Im leeren Sitzungssaal / Der Student / Die Kanzleien

Unaufgefordert geht Josef K. am folgenden Sonntag erneut in das Gebäude, da er annimmt, dass die Verhandlung fortgesetzt werde. In der Wohnung, zu der der Gerichtssaal gehört, trifft er die Ehefrau des dort wohnenden Gerichtsdieners. Empört erkennt er in ihr die Frau, die sich eine Woche zuvor im Gerichtssaal so lüstern mit ihrem Liebhaber vergnügt hat. Kokett bietet sie K. an, sich für ihn einzusetzen, seine Rede habe ihr gefallen. Sie hoffe, dass er Verbesserungen ins Gerichtssystem einbringen könne. Nach anfänglichem Sträuben zeigt sie ihm auch die Bücher des Untersuchungsrichters. Es erweist sich, dass diese voller pornografischer Zeichnungen sind. Die Frau hat offensichtlich ein Verhältnis mit dem Untersuchungsrichter, dessen Arbeitseifer sie lobt, weil er nach den Verhandlungen bis weit in die Nacht noch lange Berichte anfertige. Außerdem ist da der Jurastudent Berthold, der sie heftig begehre.
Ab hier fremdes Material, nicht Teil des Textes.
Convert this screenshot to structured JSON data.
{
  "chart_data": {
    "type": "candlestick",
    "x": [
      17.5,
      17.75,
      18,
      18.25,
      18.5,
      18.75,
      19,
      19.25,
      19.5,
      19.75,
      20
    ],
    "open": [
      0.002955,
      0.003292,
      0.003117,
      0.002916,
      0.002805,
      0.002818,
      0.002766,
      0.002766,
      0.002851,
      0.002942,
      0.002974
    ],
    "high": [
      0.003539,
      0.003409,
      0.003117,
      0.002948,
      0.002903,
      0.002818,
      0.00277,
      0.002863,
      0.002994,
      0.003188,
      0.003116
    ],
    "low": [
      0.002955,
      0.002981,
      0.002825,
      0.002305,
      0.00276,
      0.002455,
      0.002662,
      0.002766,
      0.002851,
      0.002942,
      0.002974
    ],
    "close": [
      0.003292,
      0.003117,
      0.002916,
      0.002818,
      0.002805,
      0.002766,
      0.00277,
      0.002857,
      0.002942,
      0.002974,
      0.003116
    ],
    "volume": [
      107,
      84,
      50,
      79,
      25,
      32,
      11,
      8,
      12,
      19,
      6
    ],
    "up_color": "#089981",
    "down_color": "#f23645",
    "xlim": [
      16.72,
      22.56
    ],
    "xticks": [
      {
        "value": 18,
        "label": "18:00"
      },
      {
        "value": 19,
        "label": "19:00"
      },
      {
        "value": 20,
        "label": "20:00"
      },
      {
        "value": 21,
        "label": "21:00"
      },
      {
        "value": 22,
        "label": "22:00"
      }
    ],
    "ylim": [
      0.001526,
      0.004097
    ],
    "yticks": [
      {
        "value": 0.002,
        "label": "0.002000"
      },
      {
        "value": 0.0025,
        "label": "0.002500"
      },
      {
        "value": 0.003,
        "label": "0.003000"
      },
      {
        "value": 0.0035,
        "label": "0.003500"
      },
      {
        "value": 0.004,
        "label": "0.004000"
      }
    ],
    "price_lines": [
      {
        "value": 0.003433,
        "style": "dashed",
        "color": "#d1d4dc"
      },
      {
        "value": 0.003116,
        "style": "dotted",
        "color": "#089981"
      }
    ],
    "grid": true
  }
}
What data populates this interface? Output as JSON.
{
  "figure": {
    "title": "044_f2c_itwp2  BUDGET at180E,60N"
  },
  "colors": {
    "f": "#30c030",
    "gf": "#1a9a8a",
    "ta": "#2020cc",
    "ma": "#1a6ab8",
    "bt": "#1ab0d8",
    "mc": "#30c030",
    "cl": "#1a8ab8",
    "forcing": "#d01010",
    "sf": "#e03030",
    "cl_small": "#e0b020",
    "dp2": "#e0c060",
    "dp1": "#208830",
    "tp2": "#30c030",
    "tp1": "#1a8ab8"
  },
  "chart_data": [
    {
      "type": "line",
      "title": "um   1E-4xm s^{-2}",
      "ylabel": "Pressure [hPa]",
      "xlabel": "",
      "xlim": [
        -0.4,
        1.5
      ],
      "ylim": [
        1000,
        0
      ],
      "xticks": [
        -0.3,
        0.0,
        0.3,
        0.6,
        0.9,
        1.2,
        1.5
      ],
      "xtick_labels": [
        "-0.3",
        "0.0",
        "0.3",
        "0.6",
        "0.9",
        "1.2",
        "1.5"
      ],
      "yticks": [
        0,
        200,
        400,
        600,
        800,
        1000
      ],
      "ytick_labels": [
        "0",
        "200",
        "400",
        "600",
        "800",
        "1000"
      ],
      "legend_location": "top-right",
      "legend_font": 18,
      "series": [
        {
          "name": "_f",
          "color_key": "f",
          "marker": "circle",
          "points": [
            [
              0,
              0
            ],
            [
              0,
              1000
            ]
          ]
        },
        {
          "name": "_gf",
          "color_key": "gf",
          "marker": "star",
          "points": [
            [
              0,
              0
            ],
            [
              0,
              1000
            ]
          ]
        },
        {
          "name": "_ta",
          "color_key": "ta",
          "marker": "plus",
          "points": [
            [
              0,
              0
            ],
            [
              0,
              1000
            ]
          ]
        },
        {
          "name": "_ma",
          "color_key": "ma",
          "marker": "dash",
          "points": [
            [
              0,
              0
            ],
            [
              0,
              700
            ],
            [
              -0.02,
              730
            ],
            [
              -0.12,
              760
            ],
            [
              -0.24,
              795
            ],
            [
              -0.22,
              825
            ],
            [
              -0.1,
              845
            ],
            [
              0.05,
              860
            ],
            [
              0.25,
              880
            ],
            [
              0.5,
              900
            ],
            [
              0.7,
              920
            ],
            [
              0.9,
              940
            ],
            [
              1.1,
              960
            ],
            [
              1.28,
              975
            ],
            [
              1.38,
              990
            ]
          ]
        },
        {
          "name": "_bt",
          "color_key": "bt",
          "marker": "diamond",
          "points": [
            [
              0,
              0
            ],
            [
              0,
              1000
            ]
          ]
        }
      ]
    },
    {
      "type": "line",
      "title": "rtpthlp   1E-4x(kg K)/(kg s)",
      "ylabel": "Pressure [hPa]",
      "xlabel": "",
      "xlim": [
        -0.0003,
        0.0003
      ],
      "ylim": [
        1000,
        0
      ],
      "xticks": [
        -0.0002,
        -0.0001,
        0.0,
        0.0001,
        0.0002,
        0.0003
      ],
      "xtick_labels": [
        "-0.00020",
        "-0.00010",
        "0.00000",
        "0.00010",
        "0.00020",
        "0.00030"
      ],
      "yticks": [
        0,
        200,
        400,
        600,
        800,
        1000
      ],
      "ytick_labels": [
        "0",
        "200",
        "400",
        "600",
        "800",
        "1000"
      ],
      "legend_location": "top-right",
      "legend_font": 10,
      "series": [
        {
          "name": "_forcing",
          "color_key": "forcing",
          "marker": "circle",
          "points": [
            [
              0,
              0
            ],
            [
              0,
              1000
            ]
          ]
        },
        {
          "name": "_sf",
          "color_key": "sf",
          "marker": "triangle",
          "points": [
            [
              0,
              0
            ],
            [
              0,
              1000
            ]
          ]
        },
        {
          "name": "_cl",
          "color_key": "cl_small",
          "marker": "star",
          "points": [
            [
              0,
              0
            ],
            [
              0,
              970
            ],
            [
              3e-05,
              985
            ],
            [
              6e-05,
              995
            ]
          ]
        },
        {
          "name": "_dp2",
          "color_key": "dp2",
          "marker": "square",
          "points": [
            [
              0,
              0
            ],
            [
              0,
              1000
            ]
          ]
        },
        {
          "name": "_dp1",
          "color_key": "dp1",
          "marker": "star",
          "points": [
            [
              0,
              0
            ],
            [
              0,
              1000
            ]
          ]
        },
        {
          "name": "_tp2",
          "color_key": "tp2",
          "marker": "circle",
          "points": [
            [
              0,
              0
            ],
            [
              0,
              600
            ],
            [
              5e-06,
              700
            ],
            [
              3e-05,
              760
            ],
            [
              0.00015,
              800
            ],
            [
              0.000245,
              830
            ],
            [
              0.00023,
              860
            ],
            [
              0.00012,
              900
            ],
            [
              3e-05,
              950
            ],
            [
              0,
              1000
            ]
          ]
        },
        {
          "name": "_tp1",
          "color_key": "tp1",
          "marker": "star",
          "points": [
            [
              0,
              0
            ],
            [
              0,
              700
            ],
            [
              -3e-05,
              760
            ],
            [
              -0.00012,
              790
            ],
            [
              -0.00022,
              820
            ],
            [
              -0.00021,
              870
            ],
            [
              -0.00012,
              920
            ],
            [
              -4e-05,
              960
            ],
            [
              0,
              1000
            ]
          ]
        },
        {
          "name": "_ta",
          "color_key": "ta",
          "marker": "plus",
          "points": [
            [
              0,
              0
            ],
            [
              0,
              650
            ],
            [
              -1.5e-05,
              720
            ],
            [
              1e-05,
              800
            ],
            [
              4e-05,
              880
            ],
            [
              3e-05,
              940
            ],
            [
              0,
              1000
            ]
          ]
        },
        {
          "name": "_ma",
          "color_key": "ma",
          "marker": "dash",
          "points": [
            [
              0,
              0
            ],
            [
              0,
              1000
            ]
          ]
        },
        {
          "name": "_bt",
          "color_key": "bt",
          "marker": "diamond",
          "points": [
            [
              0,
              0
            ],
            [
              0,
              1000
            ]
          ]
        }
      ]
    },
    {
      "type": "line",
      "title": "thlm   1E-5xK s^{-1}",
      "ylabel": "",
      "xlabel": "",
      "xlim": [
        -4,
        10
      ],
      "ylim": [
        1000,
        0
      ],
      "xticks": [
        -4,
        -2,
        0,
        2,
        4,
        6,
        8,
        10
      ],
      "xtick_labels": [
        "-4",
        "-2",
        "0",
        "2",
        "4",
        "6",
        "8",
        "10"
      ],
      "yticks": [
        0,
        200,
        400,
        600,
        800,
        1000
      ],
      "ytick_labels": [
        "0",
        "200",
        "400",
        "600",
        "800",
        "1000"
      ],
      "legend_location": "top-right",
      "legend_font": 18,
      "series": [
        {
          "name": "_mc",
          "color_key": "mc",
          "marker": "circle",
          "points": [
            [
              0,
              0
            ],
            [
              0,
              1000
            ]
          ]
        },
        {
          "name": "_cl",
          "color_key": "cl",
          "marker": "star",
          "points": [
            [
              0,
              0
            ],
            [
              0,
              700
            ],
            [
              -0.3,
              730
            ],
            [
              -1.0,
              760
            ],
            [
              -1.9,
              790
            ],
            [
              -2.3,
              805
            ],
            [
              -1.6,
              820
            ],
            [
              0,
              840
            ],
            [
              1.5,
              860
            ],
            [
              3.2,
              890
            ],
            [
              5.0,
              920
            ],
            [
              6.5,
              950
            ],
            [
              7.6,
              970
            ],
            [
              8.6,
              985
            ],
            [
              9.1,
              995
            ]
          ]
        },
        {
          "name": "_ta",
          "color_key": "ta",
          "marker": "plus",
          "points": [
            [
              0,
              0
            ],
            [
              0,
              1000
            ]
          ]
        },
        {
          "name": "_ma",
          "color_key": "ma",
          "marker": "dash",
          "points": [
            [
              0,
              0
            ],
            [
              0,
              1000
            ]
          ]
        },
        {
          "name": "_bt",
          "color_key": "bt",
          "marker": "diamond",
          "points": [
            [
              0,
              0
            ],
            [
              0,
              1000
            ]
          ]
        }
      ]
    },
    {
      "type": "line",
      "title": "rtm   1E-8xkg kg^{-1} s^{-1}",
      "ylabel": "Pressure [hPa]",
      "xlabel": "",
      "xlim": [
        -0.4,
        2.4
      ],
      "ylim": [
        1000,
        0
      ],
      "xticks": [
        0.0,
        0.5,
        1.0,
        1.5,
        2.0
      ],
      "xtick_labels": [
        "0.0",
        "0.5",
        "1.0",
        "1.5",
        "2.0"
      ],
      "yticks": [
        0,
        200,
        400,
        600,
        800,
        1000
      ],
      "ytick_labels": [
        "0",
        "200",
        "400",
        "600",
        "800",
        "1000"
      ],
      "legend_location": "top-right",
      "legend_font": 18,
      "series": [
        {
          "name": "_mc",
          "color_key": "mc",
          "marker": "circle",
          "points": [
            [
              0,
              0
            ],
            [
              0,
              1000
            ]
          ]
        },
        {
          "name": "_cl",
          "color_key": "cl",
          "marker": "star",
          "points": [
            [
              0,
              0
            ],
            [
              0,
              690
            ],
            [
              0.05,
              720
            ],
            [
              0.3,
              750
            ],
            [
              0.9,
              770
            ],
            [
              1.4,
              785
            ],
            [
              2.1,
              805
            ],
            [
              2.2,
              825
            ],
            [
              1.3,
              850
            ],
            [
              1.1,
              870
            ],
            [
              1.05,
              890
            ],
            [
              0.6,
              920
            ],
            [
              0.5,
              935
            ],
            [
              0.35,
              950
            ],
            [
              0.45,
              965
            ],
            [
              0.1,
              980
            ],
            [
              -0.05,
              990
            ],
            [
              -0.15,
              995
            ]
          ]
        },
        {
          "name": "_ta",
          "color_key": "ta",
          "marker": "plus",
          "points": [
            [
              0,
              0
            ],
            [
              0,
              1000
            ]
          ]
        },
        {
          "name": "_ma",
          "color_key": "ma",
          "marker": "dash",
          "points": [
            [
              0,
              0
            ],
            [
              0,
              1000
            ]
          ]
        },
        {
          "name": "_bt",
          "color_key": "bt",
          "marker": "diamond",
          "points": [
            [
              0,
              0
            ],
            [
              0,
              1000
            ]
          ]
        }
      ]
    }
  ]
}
Als dieser schließlich selbst erscheint, fasst er die Frau und trägt sie gegen K.s Widerstand fort zum Untersuchungsrichter. Sie, die sich zunächst K. gegenüber so zugeneigt zeigte und sogar mit ihm fliehen wollte, lässt es willig geschehen.
Kurz darauf taucht der Gerichtsdiener und Ehemann der besagten Frau auf, beklagt sich bitter über deren Untreue und lädt Josef K. zu einer Führung durch die Kanzleien ein. Diese sind anscheinend immer auf den Dachböden verschiedener Mietshäuser angesiedelt. Josef K. ist erstaunt über die ärmlichen Verhältnisse dort. Auf langen Holzbänken sitzen einige sichtlich gedemütigte Angeklagte, die darauf warten, von den Beamten in die Abteilungen vorgelassen zu werden. Ein sehr verunsicherter Angeklagter, den K. anspricht, wartet darauf, dass seinen Beweisanträgen stattgegeben wird. Josef K. hält so etwas in seinem eigenen Fall für unnötig.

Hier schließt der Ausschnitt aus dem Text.